Judy White felt her body was as fragile as an eggshell when she walked across her garden or knelt down to pick up a flower pot. The creaking that radiated from her leg made her even more concerned that the “worn out” hip she had replaced in order to make her more mobile might have actually caused her more harm that good.
White, who had received the DePuy Orthopaedics ASR XL metal-on-metal hip replacement system, had to undergo revision surgery to have her faulty hip implant replaced. When White learned that the device that had been implanted in her body had been recalled because of an unusually high rate of failures, she decided to join about 400 people worldwide, including 50 others from West Australia, in a class action lawsuit against the manufacturer.
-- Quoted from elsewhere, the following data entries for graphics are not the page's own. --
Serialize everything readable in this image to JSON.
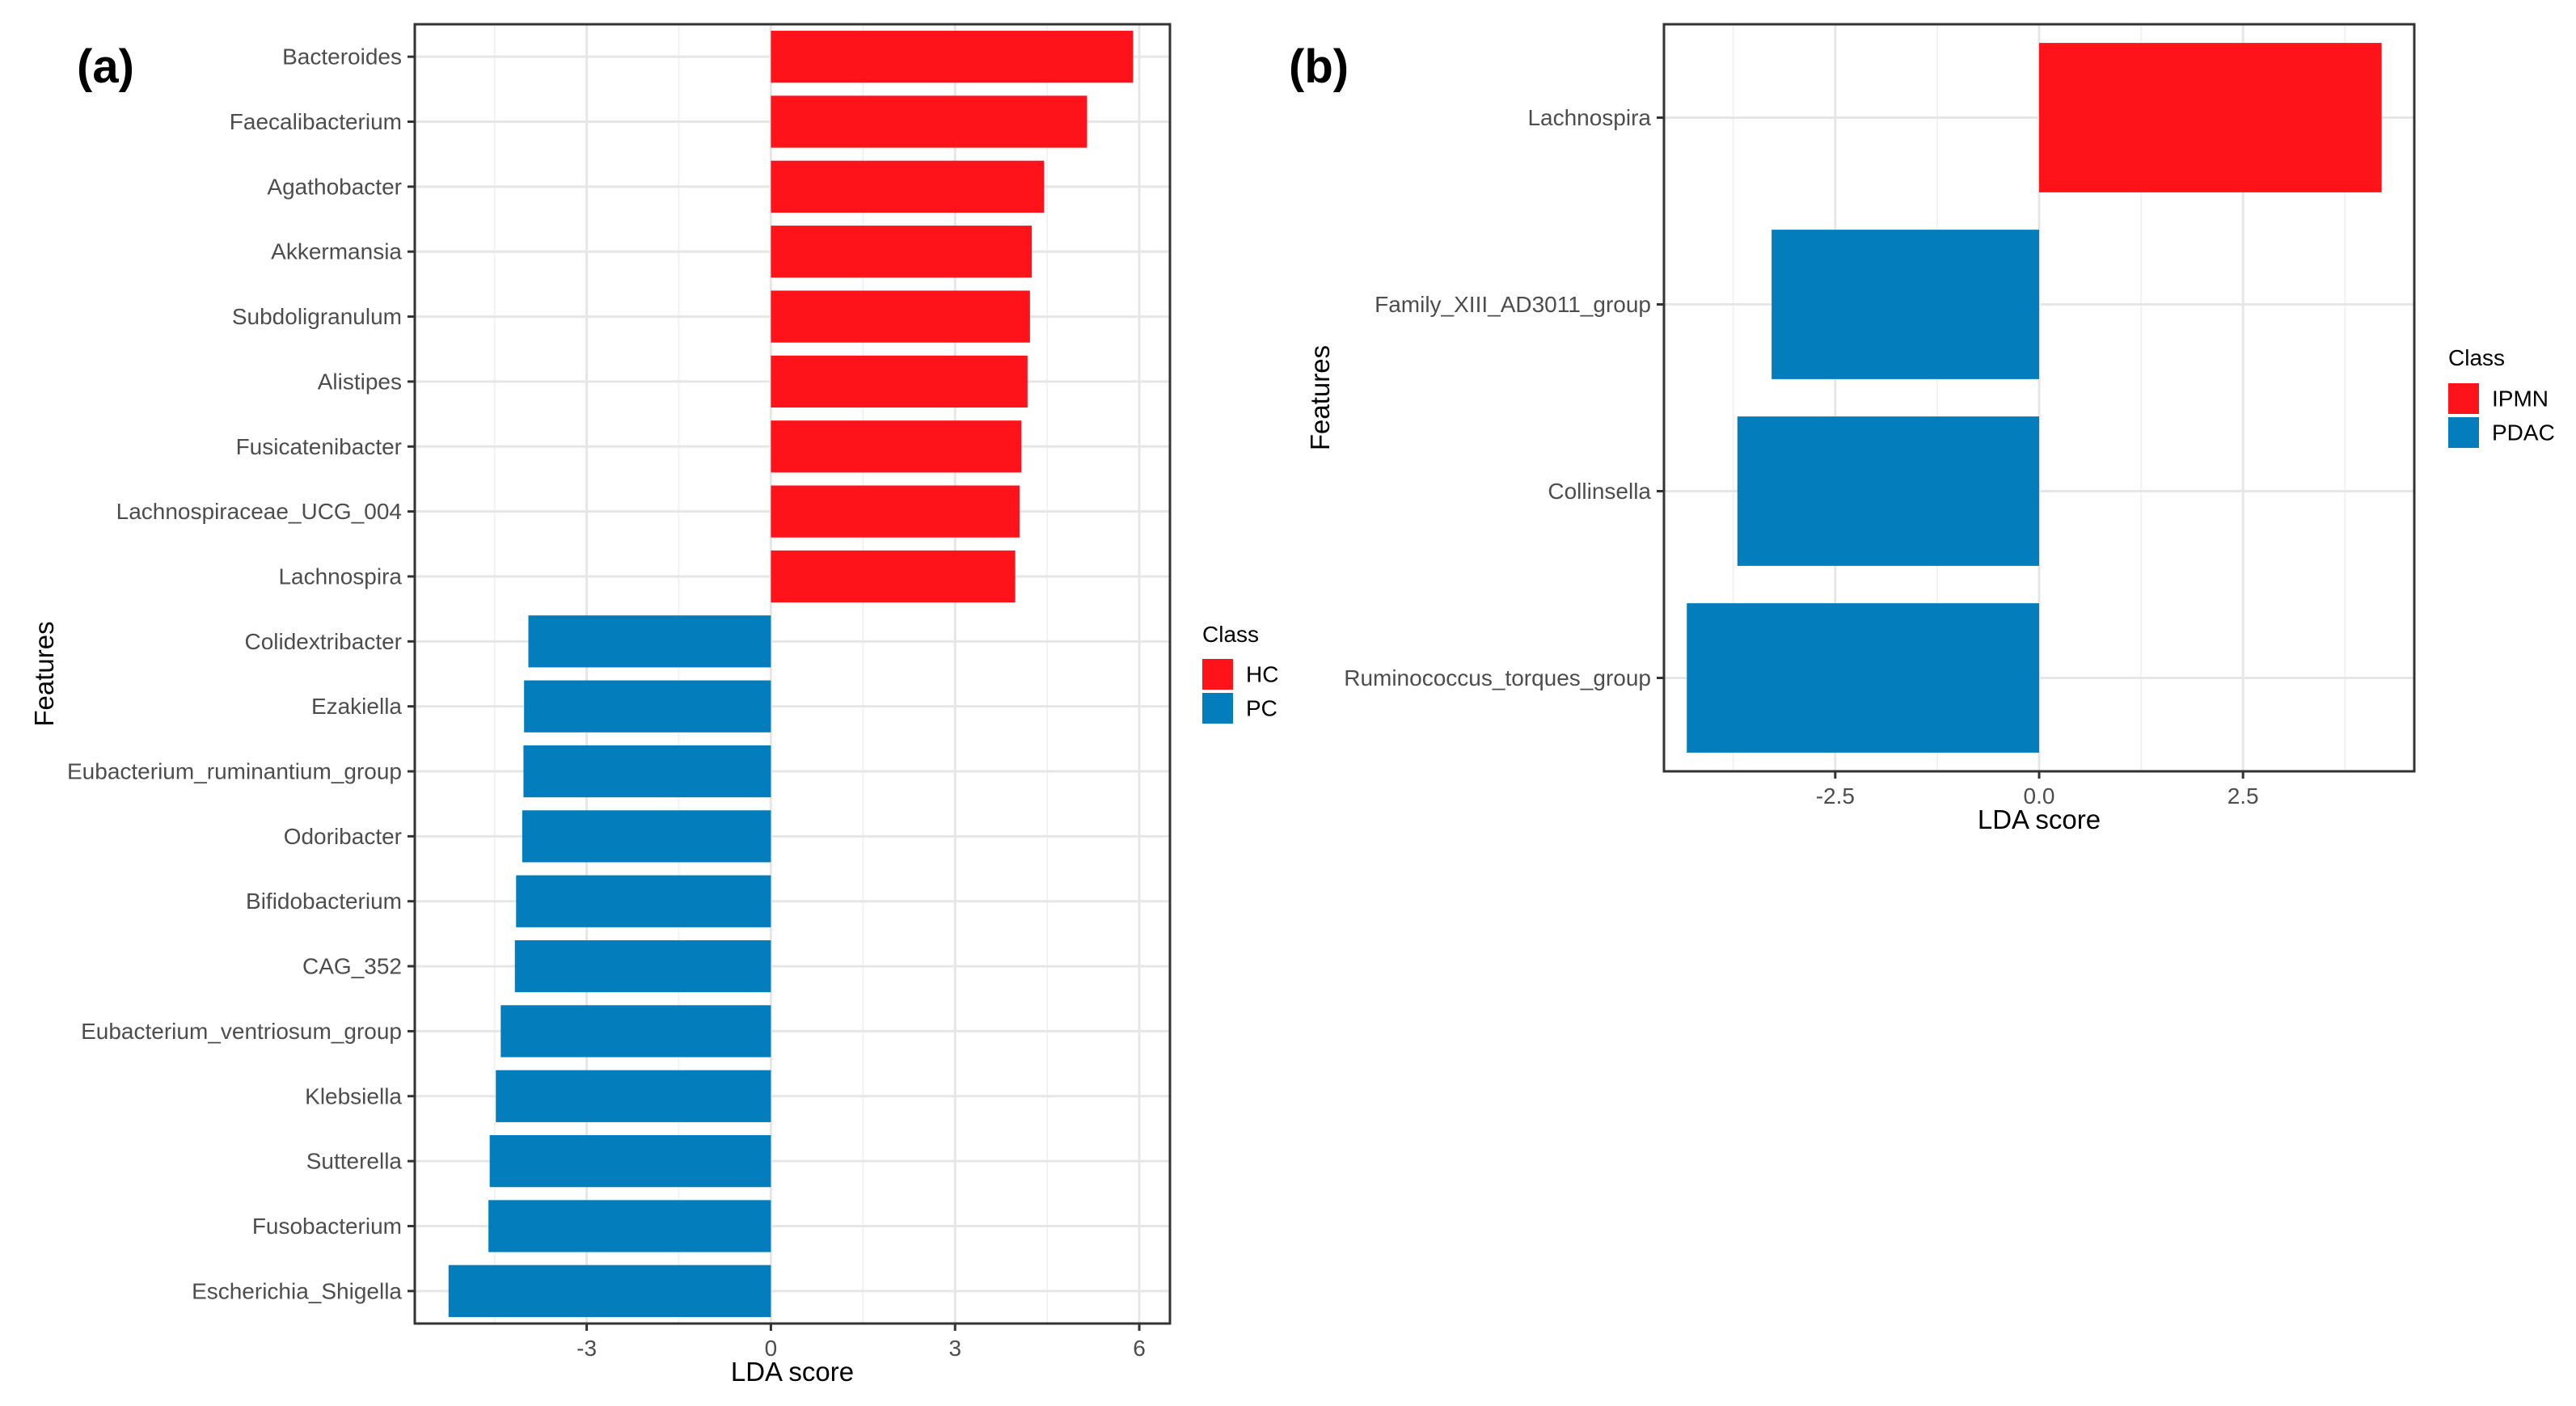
{
  "chart_data": [
    {
      "panel_label": "(a)",
      "type": "bar",
      "orientation": "horizontal",
      "xlabel": "LDA score",
      "ylabel": "Features",
      "xlim": [
        -5.8,
        6.5
      ],
      "xticks": [
        -3,
        0,
        3,
        6
      ],
      "grid": true,
      "legend": {
        "title": "Class",
        "position": "right",
        "entries": [
          "HC",
          "PC"
        ]
      },
      "colors": {
        "HC": "#ff131a",
        "PC": "#047dbd"
      },
      "categories": [
        "Bacteroides",
        "Faecalibacterium",
        "Agathobacter",
        "Akkermansia",
        "Subdoligranulum",
        "Alistipes",
        "Fusicatenibacter",
        "Lachnospiraceae_UCG_004",
        "Lachnospira",
        "Colidextribacter",
        "Ezakiella",
        "Eubacterium_ruminantium_group",
        "Odoribacter",
        "Bifidobacterium",
        "CAG_352",
        "Eubacterium_ventriosum_group",
        "Klebsiella",
        "Sutterella",
        "Fusobacterium",
        "Escherichia_Shigella"
      ],
      "values": [
        5.9,
        5.15,
        4.45,
        4.25,
        4.22,
        4.18,
        4.08,
        4.05,
        3.98,
        -3.95,
        -4.02,
        -4.03,
        -4.05,
        -4.15,
        -4.17,
        -4.4,
        -4.48,
        -4.58,
        -4.6,
        -5.25
      ],
      "class": [
        "HC",
        "HC",
        "HC",
        "HC",
        "HC",
        "HC",
        "HC",
        "HC",
        "HC",
        "PC",
        "PC",
        "PC",
        "PC",
        "PC",
        "PC",
        "PC",
        "PC",
        "PC",
        "PC",
        "PC"
      ]
    },
    {
      "panel_label": "(b)",
      "type": "bar",
      "orientation": "horizontal",
      "xlabel": "LDA score",
      "ylabel": "Features",
      "xlim": [
        -4.6,
        4.6
      ],
      "xticks": [
        -2.5,
        0,
        2.5
      ],
      "xtick_labels": [
        "-2.5",
        "0.0",
        "2.5"
      ],
      "grid": true,
      "legend": {
        "title": "Class",
        "position": "right",
        "entries": [
          "IPMN",
          "PDAC"
        ]
      },
      "colors": {
        "IPMN": "#ff131a",
        "PDAC": "#047dbd"
      },
      "categories": [
        "Lachnospira",
        "Family_XIII_AD3011_group",
        "Collinsella",
        "Ruminococcus_torques_group"
      ],
      "values": [
        4.2,
        -3.28,
        -3.7,
        -4.32
      ],
      "class": [
        "IPMN",
        "PDAC",
        "PDAC",
        "PDAC"
      ]
    }
  ]
}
The lawsuit alleges that DePuy, a subsidiary of Johnson & Johnson, continued to market the devices despite evidence that the artificial hips were causing patients harm.
White’s case, along with others in the lawsuit, was brought before the Australian Federal Court this week. Plaintiffs are seeking compensation for harm as well as punitive damages.
During the hearing, Dr. Rohan Hammett, the national manager of the Therapeutic Goods Administration, Australia’s version of the FDA, said before the implant was recalled, a panel of orthopedics experts recommended surgeons undergo more training in order to use the devices because of their technical complexity. But the matter, he said, was further complicated when a second, but technically different, DePuy hip implant was reported to have problems. The other implant was never recalled.